Hung KC, Chen JY, Hsing CH, Chu CC, Lin YT, Pang YL, Teng IC, Chen IW, Sun CK. Conscious sedation/monitored anesthesia care versus general anesthesia in patients undergoing transcatheter aortic valve replacement: A meta-analysis.
Front Cardiovasc Med 2023;
9:1099959. [PMID:
36704470 PMCID:
PMC9872395 DOI:
10.3389/fcvm.2022.1099959]
[Citation(s) in RCA: 5] [Impact Index Per Article: 2.5] [Reference Citation Analysis] [Abstract] [Key Words] [Track Full Text] [Figures] [Journal Information] [Subscribe] [Scholar Register] [Received: 11/16/2022] [Accepted: 12/26/2022] [Indexed: 01/11/2023] Open
Abstract
Background
To compare the merits and safety between conscious sedation/monitored anesthesia (CS/MAC) and general anesthesia (GA) for patients receiving transcatheter aortic valve replacement (TAVR).
Measurements
Databases including EMBASE, MEDLINE, and the Cochrane Library databases were searched from inception to October 2022 to identify studies investigating the impact of CS/MAC on peri-procedural and prognostic outcomes compared to those with GA. The primary outcome was the association of CS/MAC with the risk of 30-day mortality, while secondary outcomes included the risks of adverse peri-procedural (e.g., vasopressor/inotropic support) and post-procedural (e.g., stroke) outcomes.

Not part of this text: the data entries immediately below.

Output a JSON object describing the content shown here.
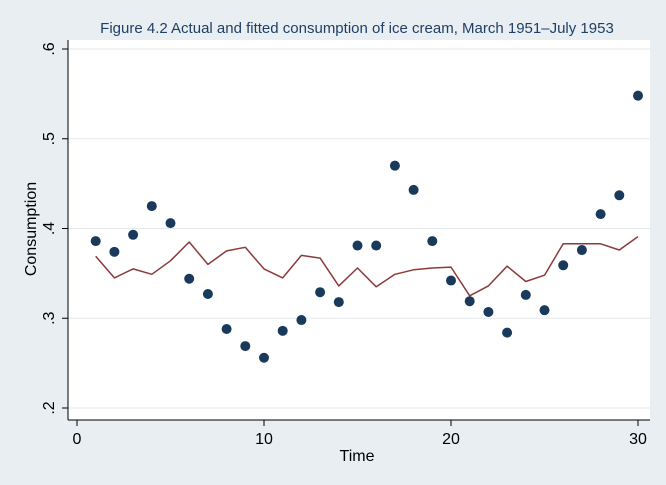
{
  "chart_data": {
    "type": "scatter",
    "title": "Figure 4.2 Actual and fitted consumption of ice cream, March 1951–July 1953",
    "xlabel": "Time",
    "ylabel": "Consumption",
    "xlim": [
      0,
      30
    ],
    "ylim": [
      0.2,
      0.6
    ],
    "grid": true,
    "xticks": [
      0,
      10,
      20,
      30
    ],
    "xtick_labels": [
      "0",
      "10",
      "20",
      "30"
    ],
    "yticks": [
      0.2,
      0.3,
      0.4,
      0.5,
      0.6
    ],
    "ytick_labels": [
      ".2",
      ".3",
      ".4",
      ".5",
      ".6"
    ],
    "series": [
      {
        "mark": "point",
        "color": "#1a3a5c",
        "x": [
          1,
          2,
          3,
          4,
          5,
          6,
          7,
          8,
          9,
          10,
          11,
          12,
          13,
          14,
          15,
          16,
          17,
          18,
          19,
          20,
          21,
          22,
          23,
          24,
          25,
          26,
          27,
          28,
          29,
          30
        ],
        "y": [
          0.386,
          0.374,
          0.393,
          0.425,
          0.406,
          0.344,
          0.327,
          0.288,
          0.269,
          0.256,
          0.286,
          0.298,
          0.329,
          0.318,
          0.381,
          0.381,
          0.47,
          0.443,
          0.386,
          0.342,
          0.319,
          0.307,
          0.284,
          0.326,
          0.309,
          0.359,
          0.376,
          0.416,
          0.437,
          0.548
        ]
      },
      {
        "mark": "line",
        "color": "#8b3a3a",
        "x": [
          1,
          2,
          3,
          4,
          5,
          6,
          7,
          8,
          9,
          10,
          11,
          12,
          13,
          14,
          15,
          16,
          17,
          18,
          19,
          20,
          21,
          22,
          23,
          24,
          25,
          26,
          27,
          28,
          29,
          30
        ],
        "y": [
          0.369,
          0.345,
          0.355,
          0.349,
          0.364,
          0.385,
          0.36,
          0.375,
          0.379,
          0.355,
          0.345,
          0.37,
          0.367,
          0.336,
          0.356,
          0.335,
          0.349,
          0.354,
          0.356,
          0.357,
          0.325,
          0.336,
          0.358,
          0.341,
          0.348,
          0.383,
          0.383,
          0.383,
          0.376,
          0.391
        ]
      }
    ]
  }
}
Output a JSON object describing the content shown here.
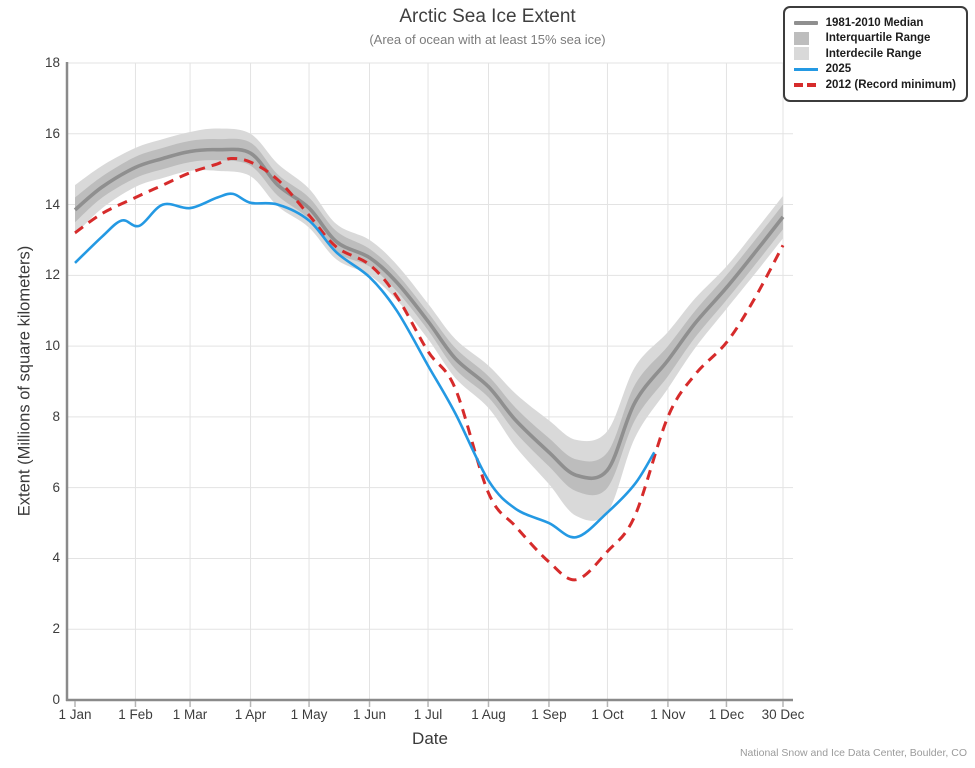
{
  "header": {
    "title": "Arctic Sea Ice Extent",
    "subtitle": "(Area of ocean with at least 15% sea ice)"
  },
  "axes": {
    "x_label": "Date",
    "y_label": "Extent (Millions of square kilometers)",
    "y_ticks": [
      0,
      2,
      4,
      6,
      8,
      10,
      12,
      14,
      16,
      18
    ],
    "x_ticks": [
      {
        "label": "1 Jan",
        "day": 1
      },
      {
        "label": "1 Feb",
        "day": 32
      },
      {
        "label": "1 Mar",
        "day": 60
      },
      {
        "label": "1 Apr",
        "day": 91
      },
      {
        "label": "1 May",
        "day": 121
      },
      {
        "label": "1 Jun",
        "day": 152
      },
      {
        "label": "1 Jul",
        "day": 182
      },
      {
        "label": "1 Aug",
        "day": 213
      },
      {
        "label": "1 Sep",
        "day": 244
      },
      {
        "label": "1 Oct",
        "day": 274
      },
      {
        "label": "1 Nov",
        "day": 305
      },
      {
        "label": "1 Dec",
        "day": 335
      },
      {
        "label": "30 Dec",
        "day": 364
      }
    ]
  },
  "legend": {
    "items": [
      {
        "label": "1981-2010 Median",
        "swatch": "thick-line",
        "color": "#8f8f8f"
      },
      {
        "label": "Interquartile Range",
        "swatch": "filled-box",
        "color": "#bdbdbd"
      },
      {
        "label": "Interdecile Range",
        "swatch": "filled-box",
        "color": "#d9d9d9"
      },
      {
        "label": "2025",
        "swatch": "line",
        "color": "#2499e3"
      },
      {
        "label": "2012 (Record minimum)",
        "swatch": "dashed-line",
        "color": "#d62b2b"
      }
    ]
  },
  "footer": {
    "credit": "National Snow and Ice Data Center, Boulder, CO"
  },
  "colors": {
    "median": "#8f8f8f",
    "interquartile": "#bdbdbd",
    "interdecile": "#d9d9d9",
    "line_2025": "#2499e3",
    "line_2012": "#d62b2b",
    "grid": "#e3e3e3",
    "axis": "#8a8a8a",
    "tick": "#b5b5b5"
  },
  "chart_data": {
    "type": "line",
    "title": "Arctic Sea Ice Extent",
    "subtitle": "(Area of ocean with at least 15% sea ice)",
    "xlabel": "Date",
    "ylabel": "Extent (Millions of square kilometers)",
    "ylim": [
      0,
      18
    ],
    "x_unit": "day_of_year",
    "grid": true,
    "legend_position": "top-right",
    "series": [
      {
        "name": "Interdecile Range",
        "style": "band",
        "color": "#d9d9d9",
        "x": [
          1,
          15,
          32,
          46,
          60,
          74,
          91,
          105,
          121,
          135,
          152,
          166,
          182,
          196,
          213,
          227,
          244,
          258,
          274,
          288,
          305,
          319,
          335,
          349,
          364
        ],
        "y_upper": [
          14.55,
          15.1,
          15.6,
          15.85,
          16.05,
          16.15,
          16.0,
          15.15,
          14.45,
          13.45,
          13.0,
          12.3,
          11.2,
          10.2,
          9.45,
          8.65,
          7.9,
          7.35,
          7.6,
          9.4,
          10.4,
          11.35,
          12.25,
          13.2,
          14.25
        ],
        "y_lower": [
          13.15,
          13.9,
          14.5,
          14.75,
          14.95,
          14.95,
          14.8,
          13.95,
          13.35,
          12.45,
          12.0,
          11.3,
          10.2,
          9.1,
          8.25,
          7.15,
          6.1,
          5.2,
          5.3,
          7.4,
          8.8,
          9.95,
          11.05,
          12.0,
          13.05
        ]
      },
      {
        "name": "Interquartile Range",
        "style": "band",
        "color": "#bdbdbd",
        "x": [
          1,
          15,
          32,
          46,
          60,
          74,
          91,
          105,
          121,
          135,
          152,
          166,
          182,
          196,
          213,
          227,
          244,
          258,
          274,
          288,
          305,
          319,
          335,
          349,
          364
        ],
        "y_upper": [
          14.2,
          14.8,
          15.35,
          15.6,
          15.8,
          15.85,
          15.75,
          14.85,
          14.2,
          13.25,
          12.75,
          12.05,
          10.95,
          9.95,
          9.15,
          8.25,
          7.4,
          6.8,
          7.0,
          8.9,
          10.0,
          11.0,
          12.0,
          12.95,
          14.0
        ],
        "y_lower": [
          13.5,
          14.2,
          14.75,
          15.0,
          15.2,
          15.25,
          15.1,
          14.25,
          13.6,
          12.65,
          12.25,
          11.55,
          10.45,
          9.35,
          8.55,
          7.55,
          6.6,
          5.9,
          6.0,
          7.9,
          9.15,
          10.25,
          11.3,
          12.25,
          13.3
        ]
      },
      {
        "name": "1981-2010 Median",
        "style": "line",
        "color": "#8f8f8f",
        "width": 3.6,
        "x": [
          1,
          15,
          32,
          46,
          60,
          74,
          91,
          105,
          121,
          135,
          152,
          166,
          182,
          196,
          213,
          227,
          244,
          258,
          274,
          288,
          305,
          319,
          335,
          349,
          364
        ],
        "y": [
          13.85,
          14.5,
          15.05,
          15.3,
          15.5,
          15.55,
          15.45,
          14.55,
          13.9,
          12.95,
          12.5,
          11.8,
          10.7,
          9.65,
          8.85,
          7.9,
          7.0,
          6.35,
          6.5,
          8.4,
          9.6,
          10.65,
          11.65,
          12.6,
          13.65
        ]
      },
      {
        "name": "2012 (Record minimum)",
        "style": "dashed-line",
        "color": "#d62b2b",
        "width": 3,
        "x": [
          1,
          15,
          32,
          46,
          60,
          74,
          81,
          91,
          105,
          121,
          135,
          152,
          166,
          182,
          196,
          213,
          227,
          244,
          258,
          274,
          288,
          305,
          319,
          335,
          349,
          364
        ],
        "y": [
          13.2,
          13.75,
          14.2,
          14.55,
          14.9,
          15.15,
          15.3,
          15.2,
          14.7,
          13.7,
          12.8,
          12.3,
          11.4,
          9.85,
          8.8,
          5.85,
          4.9,
          3.9,
          3.4,
          4.2,
          5.2,
          8.0,
          9.2,
          10.1,
          11.3,
          12.85
        ]
      },
      {
        "name": "2025",
        "style": "line",
        "color": "#2499e3",
        "width": 2.6,
        "x": [
          1,
          15,
          25,
          34,
          46,
          60,
          74,
          82,
          91,
          105,
          121,
          135,
          152,
          166,
          182,
          196,
          213,
          227,
          244,
          258,
          274,
          288,
          298
        ],
        "y": [
          12.35,
          13.1,
          13.55,
          13.4,
          14.0,
          13.9,
          14.2,
          14.3,
          14.05,
          14.0,
          13.55,
          12.65,
          11.95,
          11.0,
          9.45,
          8.1,
          6.2,
          5.4,
          5.0,
          4.6,
          5.3,
          6.1,
          7.0
        ]
      }
    ]
  }
}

Subgroup analysis was performed based on study design [i.e., cohort vs. matched cohort/randomized controlled trials (RCTs)].
Main results
Twenty-four studies (observational studies, n = 22; RCTs, n = 2) involving 141,965 patients were analyzed. Pooled results revealed lower risks of 30-day mortality [odd ratios (OR) = 0.66, p < 0.00001, 139,731 patients, certainty of evidence (COE): low], one-year mortality (OR = 0.72, p = 0.001, 4,827 patients, COE: very low), major bleeding (OR = 0.61, p = 0.01, 6,888 patients, COE: very low), acute kidney injury (OR = 0.71, p = 0.01, 7,155 patients, COE: very low), vasopressor/inotropic support (OR = 0.25, p < 0.00001, 133,438 patients, COE: very low), shorter procedure time (MD = -12.27 minutes, p = 0.0006, 17,694 patients, COE: very low), intensive care unit stay (mean difference(MD) = -7.53 h p = 0.04, 7,589 patients, COE: very low), and hospital stay [MD = -0.84 days, p < 0.00001, 19,019 patients, COE: very low) in patients receiving CS/MAC compared to those undergoing GA without significant differences in procedure success rate, risks of cardiac-vascular complications (e.g., myocardial infarction) and stroke. The pooled conversion rate was 3.1%. Results from matched cohort/RCTs suggested an association of CS/MAC use with a shorter procedural time and hospital stay, and a lower risk of vasopressor/inotropic support.
Conclusion
Compared with GA, our results demonstrated that the use of CS/MAC may be feasible and safe in patients receiving TAVR. However, more evidence is needed to support our findings because of our inclusion of mostly retrospective studies.